Direitos dos homens, direitos de Deus

            O relógio marcava aproximadamente 18 horas quando Gleyciane chegou naquele fim de tarde de terça-feira. Estava dentro da margem prevista já que havia informado que passaria entre 17h e 18h. É pontual. Foi ela quem sugeriu que a entrevista acontecesse aqui. A minha primeira opção era encontrá-la na Petroquímica, em Suape, onde trabalha. Seriam, de ônibus, mais ou menos duas horas de deslocamento.

            O horário de trabalho da engenheira não é nada comercial, trabalha por turnos. Às vezes pega às 6h ou às 12h ou às 18h ou à meia-noite. No dia da nossa entrevista, por exemplo, saiu de casa às 4 horas da manhã. Tem dia que chega às 2h da madrugada em casa. “O meu turno é um turno complicado. Eu trabalho 6 horas por dia, geralmente cindo dias na semana, com uma folga. Cada dia é um horário diferente, só no final de semana é que são horários iguais”. É difícil folgar sábado e domingo no mesmo final de semana. Isso acontece a cada 35 dias. A empresa oferece o transporte, que busca cada um dos funcionários. “A van passa na residência de cada pessoa. Eles pegam na porta de casa e deixam na porta de casa. Todo dia, todos os horários”.
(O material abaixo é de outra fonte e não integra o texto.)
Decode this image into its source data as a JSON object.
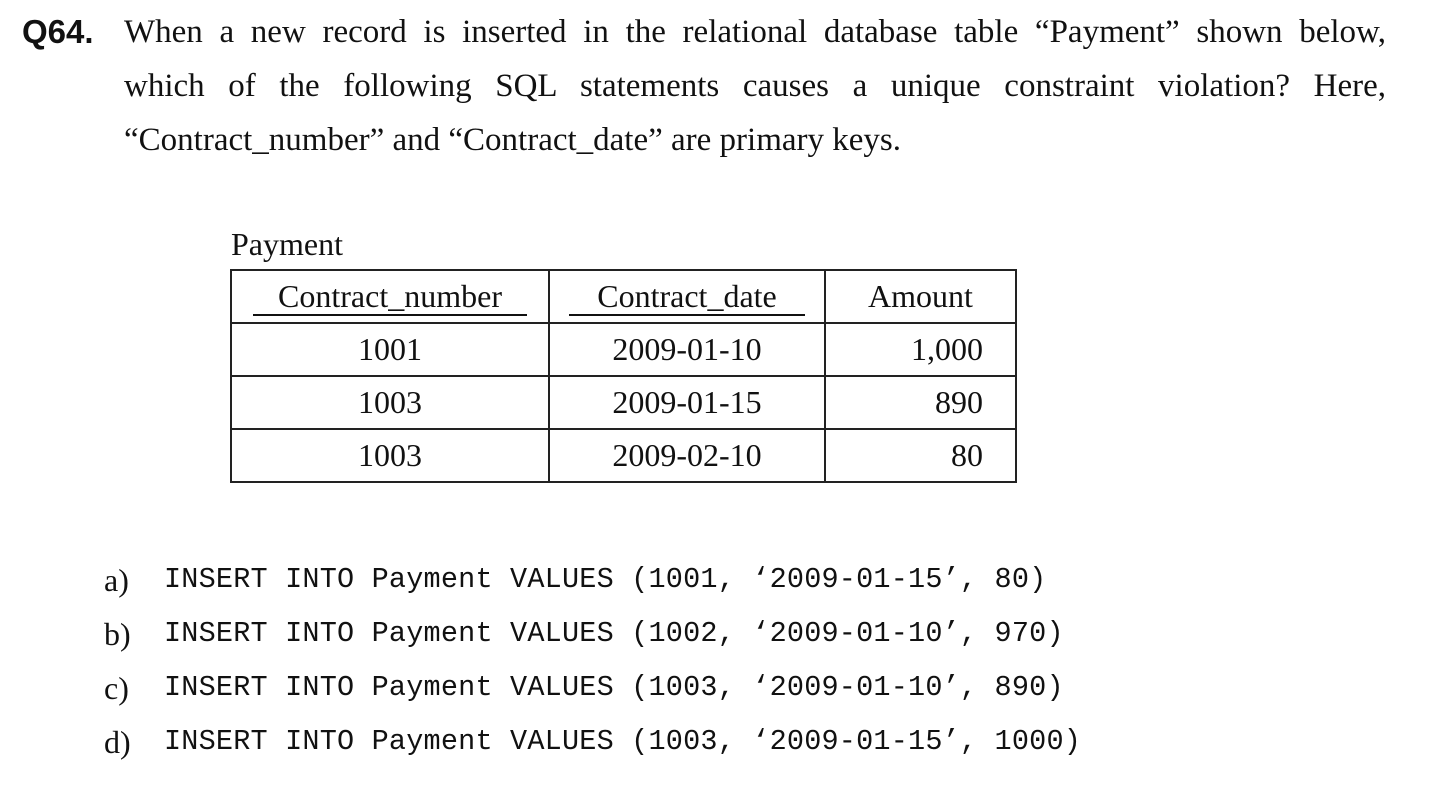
{
  "question": {
    "number": "Q64.",
    "lines": [
      "When a new record is inserted in the relational database table “Payment” shown below,",
      "which of the following SQL statements causes a unique constraint violation?   Here,",
      "“Contract_number” and “Contract_date” are primary keys."
    ]
  },
  "table": {
    "caption": "Payment",
    "headers": [
      "Contract_number",
      "Contract_date",
      "Amount"
    ],
    "primary_key_columns": [
      "Contract_number",
      "Contract_date"
    ],
    "rows": [
      [
        "1001",
        "2009-01-10",
        "1,000"
      ],
      [
        "1003",
        "2009-01-15",
        "890"
      ],
      [
        "1003",
        "2009-02-10",
        "80"
      ]
    ]
  },
  "options": [
    {
      "letter": "a)",
      "sql": "INSERT INTO Payment VALUES (1001, ‘2009-01-15’, 80)"
    },
    {
      "letter": "b)",
      "sql": "INSERT INTO Payment VALUES (1002, ‘2009-01-10’, 970)"
    },
    {
      "letter": "c)",
      "sql": "INSERT INTO Payment VALUES (1003, ‘2009-01-10’, 890)"
    },
    {
      "letter": "d)",
      "sql": "INSERT INTO Payment VALUES (1003, ‘2009-01-15’, 1000)"
    }
  ]
}
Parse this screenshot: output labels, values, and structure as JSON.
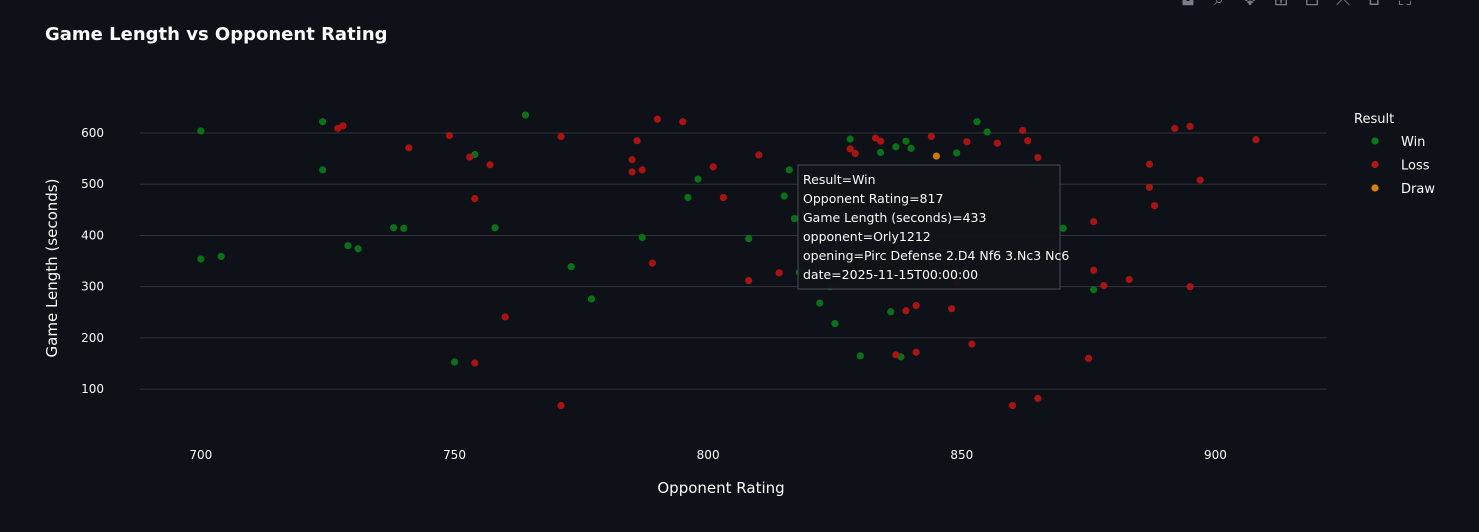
{
  "toolbar": {
    "icons": [
      "camera-icon",
      "zoom-icon",
      "pan-icon",
      "zoom-in-icon",
      "zoom-out-icon",
      "autoscale-icon",
      "reset-axes-icon",
      "fullscreen-icon"
    ],
    "glyphs": [
      "◘",
      "⌕",
      "✥",
      "⊞",
      "⊟",
      "⤧",
      "⌂",
      "⛶"
    ]
  },
  "colors": {
    "background": "#0e1117",
    "grid": "#31343b",
    "text": "#fafafa",
    "win": "#0b7a1a",
    "loss": "#b51515",
    "draw": "#d9830b",
    "tooltip_bg": "#111418",
    "tooltip_border": "#4a4d55"
  },
  "chart_data": {
    "type": "scatter",
    "title": "Game Length vs Opponent Rating",
    "xlabel": "Opponent Rating",
    "ylabel": "Game Length (seconds)",
    "xlim": [
      688,
      922
    ],
    "ylim": [
      30,
      680
    ],
    "xticks": [
      700,
      750,
      800,
      850,
      900
    ],
    "yticks": [
      100,
      200,
      300,
      400,
      500,
      600
    ],
    "grid": true,
    "legend": {
      "title": "Result",
      "position": "top-right"
    },
    "series": [
      {
        "name": "Win",
        "points": [
          [
            700,
            604
          ],
          [
            700,
            354
          ],
          [
            704,
            359
          ],
          [
            724,
            622
          ],
          [
            724,
            528
          ],
          [
            729,
            380
          ],
          [
            731,
            374
          ],
          [
            738,
            415
          ],
          [
            740,
            414
          ],
          [
            750,
            153
          ],
          [
            754,
            558
          ],
          [
            758,
            415
          ],
          [
            764,
            635
          ],
          [
            773,
            339
          ],
          [
            777,
            276
          ],
          [
            787,
            396
          ],
          [
            796,
            474
          ],
          [
            798,
            510
          ],
          [
            808,
            394
          ],
          [
            815,
            477
          ],
          [
            816,
            528
          ],
          [
            817,
            433
          ],
          [
            818,
            328
          ],
          [
            819,
            362
          ],
          [
            822,
            268
          ],
          [
            824,
            300
          ],
          [
            825,
            228
          ],
          [
            828,
            588
          ],
          [
            830,
            165
          ],
          [
            834,
            562
          ],
          [
            836,
            251
          ],
          [
            837,
            573
          ],
          [
            838,
            163
          ],
          [
            839,
            584
          ],
          [
            840,
            570
          ],
          [
            849,
            561
          ],
          [
            853,
            622
          ],
          [
            855,
            602
          ],
          [
            870,
            414
          ],
          [
            876,
            294
          ]
        ]
      },
      {
        "name": "Loss",
        "points": [
          [
            727,
            609
          ],
          [
            728,
            614
          ],
          [
            741,
            571
          ],
          [
            749,
            595
          ],
          [
            753,
            553
          ],
          [
            754,
            472
          ],
          [
            754,
            151
          ],
          [
            757,
            538
          ],
          [
            760,
            241
          ],
          [
            771,
            593
          ],
          [
            771,
            68
          ],
          [
            785,
            548
          ],
          [
            785,
            524
          ],
          [
            786,
            585
          ],
          [
            787,
            528
          ],
          [
            789,
            346
          ],
          [
            790,
            627
          ],
          [
            795,
            622
          ],
          [
            801,
            534
          ],
          [
            803,
            474
          ],
          [
            808,
            312
          ],
          [
            810,
            557
          ],
          [
            814,
            327
          ],
          [
            819,
            372
          ],
          [
            828,
            569
          ],
          [
            829,
            560
          ],
          [
            833,
            590
          ],
          [
            834,
            584
          ],
          [
            837,
            167
          ],
          [
            839,
            253
          ],
          [
            841,
            263
          ],
          [
            841,
            172
          ],
          [
            844,
            593
          ],
          [
            848,
            257
          ],
          [
            849,
            307
          ],
          [
            851,
            583
          ],
          [
            852,
            188
          ],
          [
            857,
            580
          ],
          [
            860,
            68
          ],
          [
            862,
            605
          ],
          [
            863,
            585
          ],
          [
            865,
            82
          ],
          [
            865,
            552
          ],
          [
            875,
            160
          ],
          [
            876,
            427
          ],
          [
            876,
            332
          ],
          [
            878,
            302
          ],
          [
            883,
            314
          ],
          [
            887,
            539
          ],
          [
            887,
            494
          ],
          [
            888,
            458
          ],
          [
            892,
            609
          ],
          [
            895,
            613
          ],
          [
            895,
            300
          ],
          [
            897,
            508
          ],
          [
            908,
            587
          ]
        ]
      },
      {
        "name": "Draw",
        "points": [
          [
            845,
            555
          ]
        ]
      }
    ]
  },
  "hover": {
    "point": [
      817,
      433
    ],
    "lines": [
      "Result=Win",
      "Opponent Rating=817",
      "Game Length (seconds)=433",
      "opponent=Orly1212",
      "opening=Pirc Defense 2.D4 Nf6 3.Nc3 Nc6",
      "date=2025-11-15T00:00:00"
    ]
  }
}
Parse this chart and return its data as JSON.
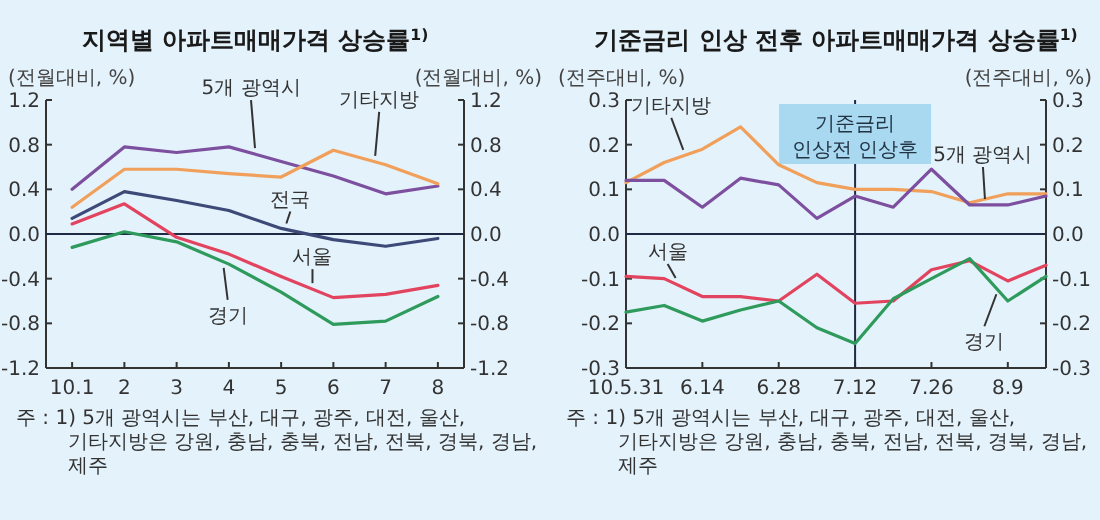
{
  "chart_data": [
    {
      "type": "line",
      "title": "지역별 아파트매매가격 상승률$^{1)}$",
      "ylabel": "(전월대비, %)",
      "y2label": "(전월대비, %)",
      "categories": [
        "10.1",
        "2",
        "3",
        "4",
        "5",
        "6",
        "7",
        "8"
      ],
      "series": [
        {
          "name": "5개 광역시",
          "color": "#7d4f9f",
          "values": [
            0.4,
            0.78,
            0.73,
            0.78,
            0.65,
            0.52,
            0.36,
            0.43
          ]
        },
        {
          "name": "기타지방",
          "color": "#f0a05a",
          "values": [
            0.24,
            0.58,
            0.58,
            0.54,
            0.51,
            0.75,
            0.62,
            0.45
          ]
        },
        {
          "name": "전국",
          "color": "#3d4a78",
          "values": [
            0.14,
            0.38,
            0.3,
            0.21,
            0.05,
            -0.05,
            -0.11,
            -0.04
          ]
        },
        {
          "name": "서울",
          "color": "#e2435e",
          "values": [
            0.09,
            0.27,
            -0.03,
            -0.18,
            -0.38,
            -0.57,
            -0.54,
            -0.46
          ]
        },
        {
          "name": "경기",
          "color": "#2e9a5c",
          "values": [
            -0.12,
            0.02,
            -0.07,
            -0.27,
            -0.52,
            -0.81,
            -0.78,
            -0.56
          ]
        }
      ],
      "ylim": [
        -1.2,
        1.2
      ],
      "yticks": [
        -1.2,
        -0.8,
        -0.4,
        {
          "value": 0,
          "label": "0.0"
        },
        0.4,
        0.8,
        1.2
      ],
      "y2lim": [
        -1.2,
        1.2
      ],
      "y2ticks": [
        -1.2,
        -0.8,
        -0.4,
        {
          "value": 0,
          "label": "0.0"
        },
        0.4,
        0.8,
        1.2
      ],
      "ref_lines": [
        {
          "axis": "y",
          "value": 0,
          "color": "#1f2a44"
        }
      ],
      "annotations": [
        "주 : 1) 5개 광역시는 부산, 대구, 광주, 대전, 울산,",
        "기타지방은 강원, 충남, 충북, 전남, 전북, 경북, 경남, 제주"
      ]
    },
    {
      "type": "line",
      "title": "기준금리 인상 전후 아파트매매가격 상승률$^{1)}$",
      "ylabel": "(전주대비, %)",
      "y2label": "(전주대비, %)",
      "categories": [
        "10.5.31",
        null,
        "6.14",
        null,
        "6.28",
        null,
        "7.12",
        null,
        "7.26",
        null,
        "8.9",
        null
      ],
      "series": [
        {
          "name": "기타지방",
          "color": "#f0a05a",
          "values": [
            0.115,
            0.16,
            0.19,
            0.24,
            0.155,
            0.115,
            0.1,
            0.1,
            0.095,
            0.07,
            0.09,
            0.09
          ]
        },
        {
          "name": "5개 광역시",
          "color": "#7d4f9f",
          "values": [
            0.12,
            0.12,
            0.06,
            0.125,
            0.11,
            0.035,
            0.085,
            0.06,
            0.145,
            0.065,
            0.065,
            0.085
          ]
        },
        {
          "name": "서울",
          "color": "#e2435e",
          "values": [
            -0.095,
            -0.1,
            -0.14,
            -0.14,
            -0.15,
            -0.09,
            -0.155,
            -0.15,
            -0.08,
            -0.06,
            -0.105,
            -0.07
          ]
        },
        {
          "name": "경기",
          "color": "#2e9a5c",
          "values": [
            -0.175,
            -0.16,
            -0.195,
            -0.17,
            -0.15,
            -0.21,
            -0.245,
            -0.145,
            -0.1,
            -0.055,
            -0.15,
            -0.095
          ]
        }
      ],
      "ylim": [
        -0.3,
        0.3
      ],
      "yticks": [
        -0.3,
        -0.2,
        -0.1,
        {
          "value": 0,
          "label": "0.0"
        },
        0.1,
        0.2,
        0.3
      ],
      "y2lim": [
        -0.3,
        0.3
      ],
      "y2ticks": [
        -0.3,
        -0.2,
        -0.1,
        {
          "value": 0,
          "label": "0.0"
        },
        0.1,
        0.2,
        0.3
      ],
      "ref_lines": [
        {
          "axis": "y",
          "value": 0,
          "color": "#1f2a44"
        },
        {
          "axis": "x",
          "value": "7.12",
          "label": "기준금리\n인상전 인상후",
          "color": "#1f2a44"
        }
      ],
      "annotations": [
        "주 : 1) 5개 광역시는 부산, 대구, 광주, 대전, 울산,",
        "기타지방은 강원, 충남, 충북, 전남, 전북, 경북, 경남, 제주"
      ]
    }
  ]
}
          Gleyciane é uma das pessoas mais religiosas que já encontrei. Quando católica, era daquelas que não recebia a Hóstia caso estivesse sem se confessar. Evangélica há quatro anos, tem pensamentos definidos sobre assuntos que costumam gerar polêmica. Aprova, por exemplo, o casamento civil entre casais homossexuais, mas não o religioso. “Da porta da igreja pra dentro você tem que seguir as leis de Deus. E da porta da igreja pra fora, a lei dos homens”.

          Também não concorda com a presença de pastores na política. “Porque eu acredito que o poder corrompe, por mais que ele vá bem intencionado. Porque a Justiça que a gente está lidando ali, os direitos que a gente tá lidando ali, são os direitos daqui da Terra, são dos homens, e não os de Deus. Então é complicado você querer impor os direitos, os deveres, de Deus a todos os homens da Terra. Porque nem todos acreditam em Deus”.

            Durante o curso de jornalismo da UFPE não foram poucas as disciplinas em que abordamos o tema “identidade de gênero”. Fizemos entrevistas, provas, matérias, programa especial em parceria com uma rede de televisão local. No início, eram comuns as dúvidas: “Devemos tratar a pessoa transgênera ou transexual no masculino ou no feminino?”, por exemplo. Eu também percebi essa confusão quando Gleyciane lembrou o amigo trans. “Tenho uma amiga que ela é ateia, ateu na realidade, que, no caso, ela é uma menina que está passando por transição. Ela vai se tornar homem. Ela nasceu mulher e vai adaptar seu corpo a homem, que a cabeça dela é de homem, sempre foi e eu sempre desconfiei disso”. Eles são amigos há 12 anos e já viveram várias fases juntos. “Ele era evangélico no início, depois desistiu da religião totalmente, hoje é ateu, e eu hoje sou evangélica, que é um segmento muito mais rígido. E aí eu converso muito com ele, dizendo que eu não concordo, mas respeito, porque é uma decisão dele, é uma questão dele. Se todo mundo pensasse dessa forma, o mundo seria um pouquinho melhor”. Ela tem razão.

 

Eu prefiro não enxergar

Ou

É mais difícil por ser mulher

 

            “Eu tinha 14 ou 15 anos e aí eu gostei muita da matéria Química. Gostei na 8ª série, continuei gostando no 1º ano, comecei a pesquisar sobre profissões relacionadas à química e a Engenharia me deu um leque de opções maior”. Foi assim, ainda adolescente, por vontade própria e sem influência da família, que Gleyciane decidiu o que queria ser da vida.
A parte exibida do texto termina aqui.